Question

我正在尝试使用matplotlib和scipy在Python中对Chau's Circuit进行建模，这涉及求解常微分方程组。

这已经完成了in matlab，我只是想在python中尝试这个问题。链接的matlab代码有点令人困惑;左边的代码似乎与解决描述Chua's Circuit的system of ode's（第3页，等式（2）（3）和（4））没什么关系，而右边的代码超出了那就是按组件对电路元件进行建模。

我不熟悉scipy的odeint函数，因此我使用scipy cookbook中的一些示例作为指导。

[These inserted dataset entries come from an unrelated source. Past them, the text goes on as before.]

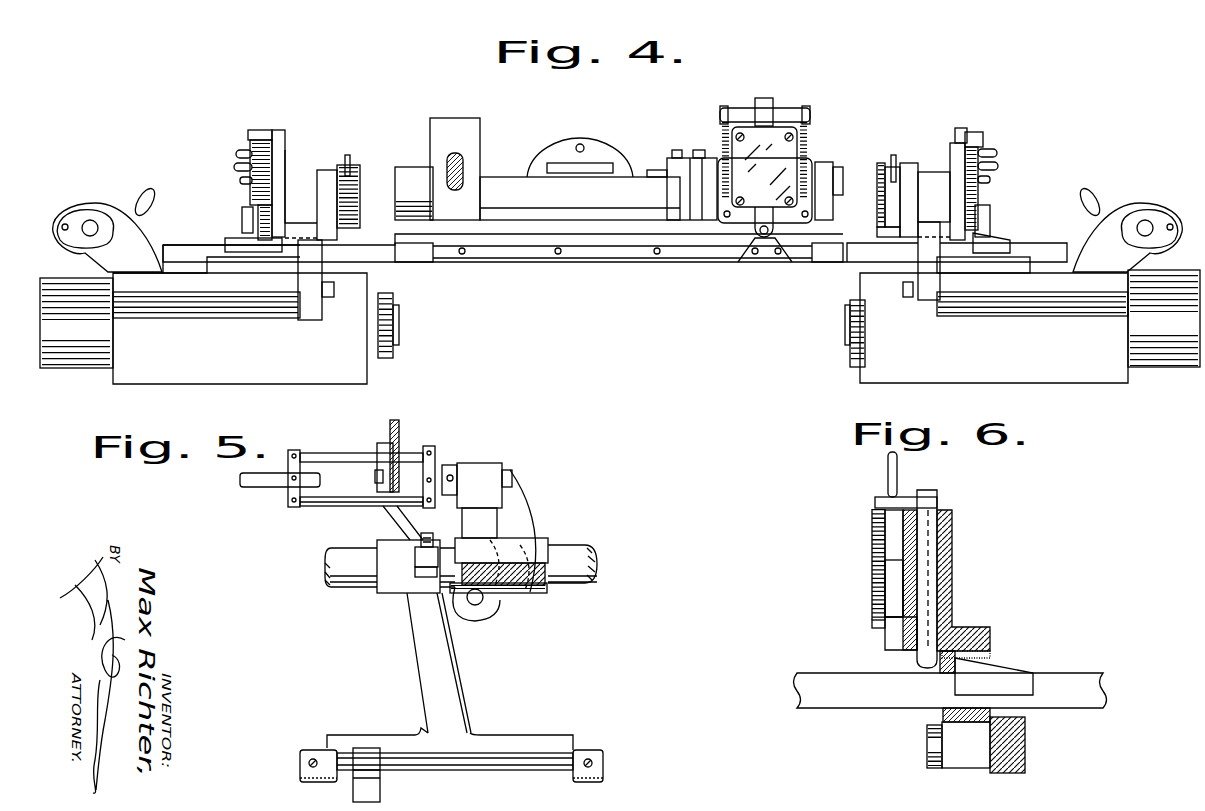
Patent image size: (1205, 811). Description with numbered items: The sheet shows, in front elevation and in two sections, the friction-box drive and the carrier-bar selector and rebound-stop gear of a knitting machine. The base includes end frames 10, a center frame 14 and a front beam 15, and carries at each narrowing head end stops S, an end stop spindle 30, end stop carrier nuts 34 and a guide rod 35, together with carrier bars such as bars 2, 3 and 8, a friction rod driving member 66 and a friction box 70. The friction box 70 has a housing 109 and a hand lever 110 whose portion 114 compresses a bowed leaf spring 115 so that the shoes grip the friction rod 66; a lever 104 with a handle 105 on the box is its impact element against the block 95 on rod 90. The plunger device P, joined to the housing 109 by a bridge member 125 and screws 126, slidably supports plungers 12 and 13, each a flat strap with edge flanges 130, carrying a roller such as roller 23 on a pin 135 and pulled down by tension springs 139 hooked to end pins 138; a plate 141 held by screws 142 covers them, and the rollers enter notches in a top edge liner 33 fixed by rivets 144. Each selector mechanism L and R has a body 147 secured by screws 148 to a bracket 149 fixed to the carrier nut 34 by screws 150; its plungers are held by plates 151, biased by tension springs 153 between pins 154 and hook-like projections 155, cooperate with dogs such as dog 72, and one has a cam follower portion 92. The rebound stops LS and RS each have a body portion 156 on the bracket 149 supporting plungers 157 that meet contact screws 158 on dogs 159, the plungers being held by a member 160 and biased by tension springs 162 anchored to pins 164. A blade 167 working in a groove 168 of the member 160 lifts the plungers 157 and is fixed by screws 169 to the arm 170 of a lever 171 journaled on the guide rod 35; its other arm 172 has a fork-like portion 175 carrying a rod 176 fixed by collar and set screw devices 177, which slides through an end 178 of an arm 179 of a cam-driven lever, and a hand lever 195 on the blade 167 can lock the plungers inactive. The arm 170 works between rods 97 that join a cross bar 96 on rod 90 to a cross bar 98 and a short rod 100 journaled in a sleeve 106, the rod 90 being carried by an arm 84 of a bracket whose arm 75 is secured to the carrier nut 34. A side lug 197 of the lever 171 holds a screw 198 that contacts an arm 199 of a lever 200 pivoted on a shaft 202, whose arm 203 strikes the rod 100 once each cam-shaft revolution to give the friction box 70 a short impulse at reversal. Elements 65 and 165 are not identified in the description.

In FIG. 4, the carrier bar 2 is at (394, 262).
In FIG. 4, the carrier bar 3 is at (485, 262).
In FIG. 6, the carrier bar 3 is at (855, 700).
In FIG. 4, the carrier bar 8 is at (428, 262).
In FIG. 4, the end frames 10 is at (263, 357).
In FIG. 4, the plunger 12 is at (808, 106).
In FIG. 4, the plunger 13 is at (776, 110).
In FIG. 5, the center frame 14 is at (542, 543).
In FIG. 4, the front beam 15 is at (727, 50).
In FIG. 4, the roller 23 is at (771, 252).
In FIG. 4, the end stop spindle 30 is at (393, 332).
In FIG. 4, the top edge liner 33 is at (540, 256).
In FIG. 4, the end stop carrier nut 34 is at (262, 370).
In FIG. 6, the end stop carrier nut 34 is at (1025, 745).
In FIG. 5, the guide rod 35 is at (582, 547).
In FIG. 4, the support 65 is at (988, 250).
In FIG. 4, the friction rod driving member 66 is at (396, 186).
In FIG. 4, the friction box 70 is at (508, 112).
In FIG. 4, the dog 72 is at (232, 244).
In FIG. 5, the arm 75 is at (546, 591).
In FIG. 5, the arm 84 is at (497, 508).
In FIG. 5, the rod 90 is at (250, 488).
In FIG. 4, the cam follower portion 92 is at (244, 228).
In FIG. 4, the block 95 is at (248, 241).
In FIG. 5, the cross bar 96 is at (294, 450).
In FIG. 5, the rods 97 is at (360, 454).
In FIG. 5, the cross bar 98 is at (432, 450).
In FIG. 5, the short rod 100 is at (511, 472).
In FIG. 4, the lever 104 is at (460, 135).
In FIG. 4, the handle 105 is at (452, 160).
In FIG. 5, the sleeve 106 is at (476, 470).
In FIG. 4, the housing 109 is at (490, 172).
In FIG. 4, the hand lever 110 is at (597, 140).
In FIG. 4, the portion 114 is at (580, 163).
In FIG. 4, the bowed leaf spring 115 is at (602, 165).
In FIG. 4, the bridge member 125 is at (668, 166).
In FIG. 4, the screws 126 is at (703, 158).
In FIG. 4, the edge flanges 130 is at (322, 293).
In FIG. 4, the pins 135 is at (756, 238).
In FIG. 4, the end pins 138 is at (806, 128).
In FIG. 4, the tension springs 139 is at (724, 135).
In FIG. 4, the plate 141 is at (805, 150).
In FIG. 4, the screws 142 is at (786, 142).
In FIG. 4, the rivets 144 is at (650, 258).
In FIG. 4, the body 147 is at (280, 145).
In FIG. 4, the screws 148 is at (990, 222).
In FIG. 4, the bracket 149 is at (307, 292).
In FIG. 6, the bracket 149 is at (960, 755).
In FIG. 4, the screws 150 is at (905, 292).
In FIG. 6, the screws 150 is at (928, 748).
In FIG. 4, the plates 151 is at (258, 212).
In FIG. 4, the tension springs 153 is at (238, 155).
In FIG. 4, the pins 154 is at (248, 135).
In FIG. 6, the pins 154 is at (938, 495).
In FIG. 4, the hook-like projections 155 is at (236, 168).
In FIG. 4, the body portion 156 is at (320, 182).
In FIG. 6, the body portion 156 is at (943, 608).
In FIG. 4, the plungers 157 is at (955, 150).
In FIG. 6, the contact screws 158 is at (940, 667).
In FIG. 4, the dogs 159 is at (290, 246).
In FIG. 6, the dogs 159 is at (1000, 675).
In FIG. 4, the member 160 is at (350, 210).
In FIG. 6, the member 160 is at (878, 597).
In FIG. 4, the tension springs 162 is at (345, 194).
In FIG. 6, the tension springs 162 is at (878, 540).
In FIG. 6, the pins 164 is at (878, 625).
In FIG. 6, the housing 165 is at (904, 497).
In FIG. 4, the blade 167 is at (352, 160).
In FIG. 5, the blade 167 is at (399, 425).
In FIG. 6, the blade 167 is at (906, 500).
In FIG. 6, the groove 168 is at (878, 515).
In FIG. 5, the screws 169 is at (375, 477).
In FIG. 5, the arm 170 is at (395, 517).
In FIG. 5, the lever 171 is at (385, 592).
In FIG. 5, the arm 172 is at (417, 641).
In FIG. 5, the fork-like portion 175 is at (382, 735).
In FIG. 5, the rod 176 is at (497, 770).
In FIG. 5, the collar and set screw devices 177 is at (310, 755).
In FIG. 5, the end 178 is at (365, 755).
In FIG. 5, the arm 179 is at (374, 793).
In FIG. 6, the hand lever 195 is at (888, 465).
In FIG. 5, the side lug 197 is at (415, 554).
In FIG. 5, the screw 198 is at (428, 533).
In FIG. 5, the arm 199 is at (445, 638).
In FIG. 5, the lever 200 is at (485, 600).
In FIG. 5, the shaft 202 is at (484, 612).
In FIG. 5, the arm 203 is at (503, 514).
In FIG. 4, the end stops S is at (140, 192).
In FIG. 4, the selector mechanism L is at (280, 120).
In FIG. 4, the rebound stop LS is at (360, 148).
In FIG. 4, the plunger device P is at (802, 92).
In FIG. 4, the selector mechanism R is at (998, 112).
In FIG. 4, the rebound stop RS is at (920, 143).
In FIG. 6, the rebound stop RS is at (1040, 600).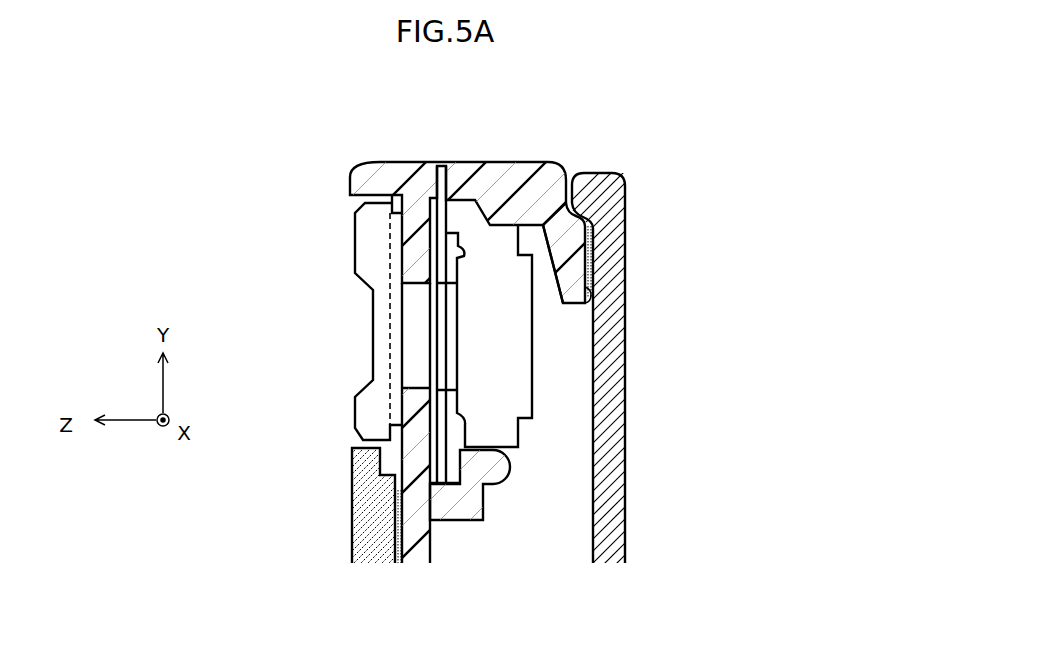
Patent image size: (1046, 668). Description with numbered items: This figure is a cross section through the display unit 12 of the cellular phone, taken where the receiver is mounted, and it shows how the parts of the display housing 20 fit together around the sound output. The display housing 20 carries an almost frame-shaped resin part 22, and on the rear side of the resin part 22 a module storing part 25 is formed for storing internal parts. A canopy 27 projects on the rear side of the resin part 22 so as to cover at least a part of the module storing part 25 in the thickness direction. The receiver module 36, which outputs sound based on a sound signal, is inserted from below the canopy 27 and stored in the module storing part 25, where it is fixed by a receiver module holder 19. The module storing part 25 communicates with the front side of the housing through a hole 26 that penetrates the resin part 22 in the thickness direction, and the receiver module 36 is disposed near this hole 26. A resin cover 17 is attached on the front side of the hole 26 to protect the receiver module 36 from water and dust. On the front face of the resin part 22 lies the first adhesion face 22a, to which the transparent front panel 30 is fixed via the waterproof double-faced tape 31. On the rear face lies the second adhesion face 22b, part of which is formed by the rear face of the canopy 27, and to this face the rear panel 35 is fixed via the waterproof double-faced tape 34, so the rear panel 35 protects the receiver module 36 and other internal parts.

The display unit 12 is at (664, 105).
The cover 17 is at (378, 316).
The receiver module holder 19 is at (465, 509).
The display housing 20 is at (479, 147).
The resin part 22 is at (383, 180).
The first adhesion face 22a is at (402, 558).
The second adhesion face 22b is at (586, 300).
The module storing part 25 is at (441, 165).
The hole 26 is at (417, 375).
The canopy 27 is at (567, 270).
The front panel 30 is at (368, 533).
The double-faced tape 31 is at (395, 492).
The double-faced tape 34 is at (592, 242).
The rear panel 35 is at (608, 476).
The receiver module 36 is at (512, 400).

任何人都可以帮我解决我的系统问题;为什么我会得到一个如下图：

与一个看起来像这样的人相反？

我的代码附在下面：

import numpy as np
import matplotlib.pyplot as plt
from scipy.integrate import odeint

def fV_1(V_1, G_a, G_b, V_b):
    if V_1 < -V_b:
        fV_1 = G_b*V_1+(G_b-G_a)*V_b
    elif -V_b <= V_1 and V_1 <=V_b:
        fV_1 = G_a*V_1
    elif V_1 > V_b:
        fV_1 = G_b*V_1+(G_a-G_b)*V_b
    else:
        print "Error!"
    return fV_1

def ChuaDerivatives(state,t):
    #unpack the state vector
    V_1 = state[0]
    V_2 = state[1]
    I_3 = state[2]

    #definition of constant parameters
    L = 0.018 #H, or 18 mH
    C_1 = 0.00000001 #F, or 10 nF
    C_2 = 0.0000001 #F, or 100 nF
    G_a = -0.000757576 #S, or -757.576 uS
    G_b = -0.000409091 #S, or -409.091 uS
    V_b = 1 #V (E)
    G = 0.000550 #S, or 550 uS VARIABLE

    #compute state derivatives
    dV_1dt = (G/C_1)*(V_2-V_1)-(1/C_1)*fV_1(V_1, G_a, G_b, V_b)
    dV_2dt = -(G/C_2)*(V_2-V_1)+(1/C_2)*I_3
    dI_3dt = -(1/L)*V_2

    #return state derivatives
    return dV_1dt, dV_2dt, dI_3dt

#set up time series
state0 = [0.1, 0.1, 0.0001]
t = np.arange(0.0, 53.0, 0.1)

#populate state information
state = odeint(ChuaDerivatives, state0, t)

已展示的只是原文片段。